I wish she’d said earlier but it doesn’t really matter now.

ArcticBells · 13/05/2023 20:06

Fourpeasinapodcast · 13/05/2023 16:52

From someone who has been on the receiving end of someone tracking me down to ask why...leave her alone. She doesn't want contact with you, she has no interest in keeping in touch. She wants out and that is her prerogative. The reasons are her own. Respect that and move on.

Absolutely this,

JaffaCake70 · 13/05/2023 20:09

Papernotplastic · 13/05/2023 16:34

She doesn’t want to be in contact with you for whatever reason. Respect that.

This

TheShade · 13/05/2023 20:16

This has happened to me before OP, I never confronted them but we bumped into eachother at a party years later and chatted. It made me glad that I never chased her, as it would have been far more embarrassing to have confronted her then had to see her at a party.

The thing is, she had her reasons, and nothing she will say is going to be anything you would want to hear. IMO if nothing happened between you and you were a good person, then it’s really shitty, mean and cowardly behaviour from her. You have to accept it even though it’s hard and make peace with it.

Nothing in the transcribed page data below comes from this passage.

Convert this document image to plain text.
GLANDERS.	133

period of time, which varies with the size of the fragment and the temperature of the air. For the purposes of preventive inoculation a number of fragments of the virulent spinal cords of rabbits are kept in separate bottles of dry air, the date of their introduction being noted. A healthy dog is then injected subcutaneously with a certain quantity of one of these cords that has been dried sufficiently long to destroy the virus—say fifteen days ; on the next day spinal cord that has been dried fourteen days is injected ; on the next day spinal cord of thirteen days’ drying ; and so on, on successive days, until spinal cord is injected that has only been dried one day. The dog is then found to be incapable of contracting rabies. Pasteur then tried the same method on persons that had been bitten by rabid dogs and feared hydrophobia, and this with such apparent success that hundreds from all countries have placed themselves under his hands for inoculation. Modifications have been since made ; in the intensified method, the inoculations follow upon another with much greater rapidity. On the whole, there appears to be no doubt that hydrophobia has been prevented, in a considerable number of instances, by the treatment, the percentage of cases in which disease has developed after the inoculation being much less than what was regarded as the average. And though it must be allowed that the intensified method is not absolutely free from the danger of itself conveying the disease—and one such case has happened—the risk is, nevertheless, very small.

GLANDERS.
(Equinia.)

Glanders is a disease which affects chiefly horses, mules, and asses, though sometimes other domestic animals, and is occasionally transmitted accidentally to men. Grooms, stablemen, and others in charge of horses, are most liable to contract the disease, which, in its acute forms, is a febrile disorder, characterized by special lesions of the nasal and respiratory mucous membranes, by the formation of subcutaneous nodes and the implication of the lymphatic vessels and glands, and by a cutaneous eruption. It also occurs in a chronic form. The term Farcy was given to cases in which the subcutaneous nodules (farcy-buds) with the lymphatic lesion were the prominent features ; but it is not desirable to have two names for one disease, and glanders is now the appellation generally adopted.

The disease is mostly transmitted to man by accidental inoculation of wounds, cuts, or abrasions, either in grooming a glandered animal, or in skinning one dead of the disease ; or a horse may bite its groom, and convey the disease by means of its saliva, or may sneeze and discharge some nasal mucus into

freshstart99 · 13/05/2023 20:29

I think that ghosting people shows a lack of maturity and spine tbh.

You expect it from teenagers or people who are going through some crisis but not fully fledged adults.

If someone's annoyed you enough to not want to be friends, have the guts to say it directly to them. It's not about owing anyone a explanation. Just if people are shitty to me, I tell them to their face on the spot.

The problem with ghosting is if won't tell the person who's annoyed you what they did, that's fine but money on it you will tell others what they did. It reeks of cowardice to me.

Op for the love of god don't message this person. I know someone who serially does this, and she gets a kick out of people saying "hey you ok I haven't heard from you" and makes fun of them.

Don't feed someone's inflated ego

Bivarb · 13/05/2023 20:30

Ghosting a friend is such a nasty, cruel thing to do. It says more about her character than yours. To leave you wondering what you've done wrong when she could send a text telling you and then end the friendship. What have they got to lose in doing that? By all means block you after that if they don't want to discuss further.

Don't give her the satisfaction in messaging her. She'll only ignore your message anyway.

MrsPelligrinoPetrichor · 13/05/2023 20:31

Bivarb · 13/05/2023 20:30

Ghosting a friend is such a nasty, cruel thing to do. It says more about her character than yours. To leave you wondering what you've done wrong when she could send a text telling you and then end the friendship. What have they got to lose in doing that? By all means block you after that if they don't want to discuss further.

Don't give her the satisfaction in messaging her. She'll only ignore your message anyway.

Totally agree,it's awful.

PlusOneMet · 13/05/2023 20:31

This happened with a good school friend of mine and it’s weird. But I don’t think it’s about me, well cos nothing in my life changed. I assumed it’s her and she has some stuff going on? No idea. But I’ve never made it about me.